In “Cover your hair!”, a painting that Khosravi recently reshared on social media, a woman hangs from her torso by a long piece of red fabric, her long, dark hair wrapped tightly in the material. Stylized Persian soldiers on horses loop threads around her body in a poignant image of suppression.
“I have scenes of battlefields where soldiers attack women. And now, on the streets, we see videos of these security forces (and a) level of cruelty as they attack the protesters,” she said. “I have some visual metaphors… but now they are literally happening.”
But Khosravi hopes that her subjects represent not just the experience of Iranian women, but any woman whose rights are threatened.
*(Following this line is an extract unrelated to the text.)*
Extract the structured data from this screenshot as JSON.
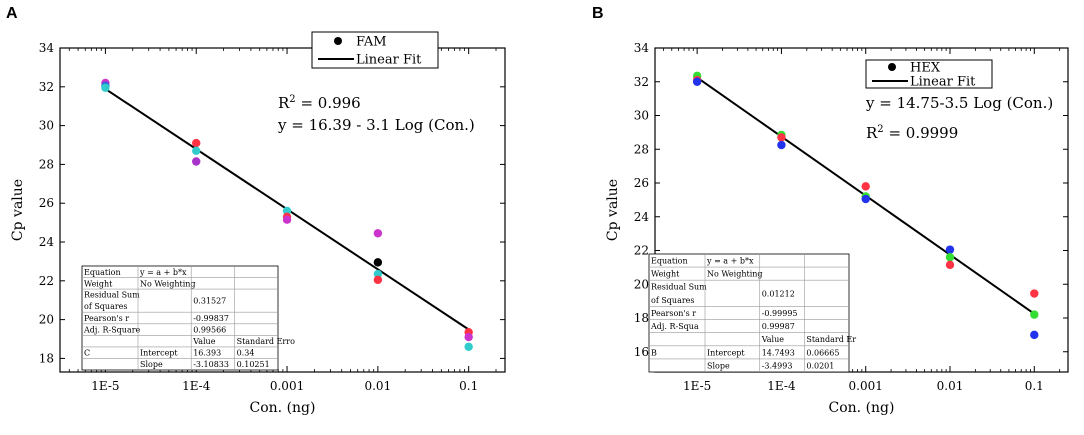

“Something in common between all of the (women in my paintings) is that they’re around the same age as me, or their hair color or features are, to some extent, similar to my own… because I am thinking about my own story and other women who have gone through the same,” she said. “But at the same time, I don’t want these figures to be too culturally specific. So anyone in any corner of the world can relate to their works based on their own experiences.”
Now she’s sketching ideas for new paintings, responding to what she hopes are turning tides in her home country.
“At some point I had lost hope that maybe things would change, but now there’s this young energy, it’s very fascinating and I hope it leads to fundamental change,” she said.
Though the subjects in her portraits all have some degree of agency, she’s working on a new set of symbols that will evoke the strength of women taking on an entire government to claim autonomy over their bodies. “In light of all that’s going on,” Khosravi said, “I want to give the figures more power.”